Saving his life (again) and demonstrating that she’s been training in order to help him out don’t bring out warm feelings in Batman, who breaks her nose as he physically and mentally pushes her away, fearing another death that would be his responsibility. It makes sense from both perspectives, and it’s good to see Harper doesn’t back down. A separate visit to Bruce Wayne leads to a final panel that both pays tribute to Damian and potentially foreshadows Harper’s upcoming role. It’s a brilliant touch, and proves once again why Batman might be the best book in DC’s New 52.

Avengers #7 – Arthur’s Pick of the Week

Marvel “then” meets “Marvel Now.” In Style… SPOILERS BELOW

Complex with roots buried deep in Marvel continuity, whilst simultaneously being fresh and new-reader friendly, Jonathan Hickman’s Avengers run may just be destined to be remembered as one of the best the title has seen.

Seeds are being sown here for a grand cosmic adventure, and the ever-expanding roster of this Avengers team are a mostly grounded and relatable group.

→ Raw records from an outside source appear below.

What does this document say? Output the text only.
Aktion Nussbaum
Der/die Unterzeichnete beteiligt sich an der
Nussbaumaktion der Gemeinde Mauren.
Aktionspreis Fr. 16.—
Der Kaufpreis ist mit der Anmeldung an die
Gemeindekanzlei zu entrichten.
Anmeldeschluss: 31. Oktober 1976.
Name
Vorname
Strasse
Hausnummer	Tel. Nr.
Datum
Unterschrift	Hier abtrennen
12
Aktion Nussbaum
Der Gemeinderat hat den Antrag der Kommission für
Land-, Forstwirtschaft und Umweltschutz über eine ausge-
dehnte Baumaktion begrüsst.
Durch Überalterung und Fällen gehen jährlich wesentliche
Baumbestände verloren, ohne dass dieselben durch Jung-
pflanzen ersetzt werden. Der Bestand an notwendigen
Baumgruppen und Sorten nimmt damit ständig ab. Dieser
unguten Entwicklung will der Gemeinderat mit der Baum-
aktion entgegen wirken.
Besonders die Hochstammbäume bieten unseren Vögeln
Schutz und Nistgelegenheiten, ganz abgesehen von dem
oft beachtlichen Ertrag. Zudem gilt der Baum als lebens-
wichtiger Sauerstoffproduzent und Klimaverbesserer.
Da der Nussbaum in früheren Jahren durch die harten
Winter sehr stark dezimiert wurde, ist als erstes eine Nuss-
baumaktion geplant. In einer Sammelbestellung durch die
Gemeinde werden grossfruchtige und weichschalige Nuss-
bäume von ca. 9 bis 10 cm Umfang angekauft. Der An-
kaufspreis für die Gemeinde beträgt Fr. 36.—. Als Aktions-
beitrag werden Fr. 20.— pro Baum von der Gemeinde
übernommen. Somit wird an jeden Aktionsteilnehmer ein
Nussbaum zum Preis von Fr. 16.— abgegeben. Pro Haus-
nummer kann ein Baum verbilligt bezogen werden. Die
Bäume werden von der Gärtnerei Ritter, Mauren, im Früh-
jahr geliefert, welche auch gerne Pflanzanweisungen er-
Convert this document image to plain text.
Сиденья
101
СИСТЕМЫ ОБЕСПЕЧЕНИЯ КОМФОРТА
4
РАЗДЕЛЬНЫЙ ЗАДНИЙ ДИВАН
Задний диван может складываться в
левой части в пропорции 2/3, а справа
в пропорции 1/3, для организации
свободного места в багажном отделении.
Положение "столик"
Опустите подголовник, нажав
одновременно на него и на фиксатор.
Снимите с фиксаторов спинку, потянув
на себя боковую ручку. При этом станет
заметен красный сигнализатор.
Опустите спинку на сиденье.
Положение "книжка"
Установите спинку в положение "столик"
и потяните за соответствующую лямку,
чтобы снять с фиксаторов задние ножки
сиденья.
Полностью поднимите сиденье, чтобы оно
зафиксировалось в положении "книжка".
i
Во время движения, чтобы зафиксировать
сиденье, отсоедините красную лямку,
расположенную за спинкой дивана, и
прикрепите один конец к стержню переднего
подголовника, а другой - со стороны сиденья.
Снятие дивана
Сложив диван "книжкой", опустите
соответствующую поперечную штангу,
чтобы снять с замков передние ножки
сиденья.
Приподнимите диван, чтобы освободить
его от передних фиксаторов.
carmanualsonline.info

We’ve already seen plenty of snappy and natural interactions between team members not used to working together (the new Superior Spider-Man’s run-in with Cannonball and Sunspot was a particular highlight of issue 6), and Hickman introduces big ideas with just as much enthusiasm and clarity.

In this issue we’re shown the “White Event,” a reference to Marvel’s “New Universe” created in 1986 (Warren Ellis also revisited the concept in 2007 with newuniversal). The original White Event created a new line of comics separate from the mainstream Marvel continuity, superheroes existing in a world that more closely resembled our own with a more realistic approach and setting. Arguably the most well-known of these characters was Star Brand.

This is where Avengers #7 brings us – a White Event has occurred, but “this was not a normal White Event. The Machine is broken.” We’re shown throughout the issue several potential new heroes at a college, just going about their everyday business. We learn the White Event impacted at the college, and it all looks very straightforward – we assume these people are about to be given powers. Except the introductions we saw turned out to be just one introduction. One person who was present during each scene, a small part of the background who went almost unnoticed at first glance. And he’s the lone survivor of the impact. The new Starbrand. Some foreboding dialogue indicates that the Starbrand should only be given to a certain type of person. And our lone survivor doesn’t seem to be a suitable candidate…

This issue may not be a perfect jumping on point for a new reader, but there may still be time to catch up with back issues or (probably easier) via the upcoming trade. Jonathan Hickman has a solid history as a storyteller who plays the long game, so get in on the ground floor and get ready to enjoy the ride.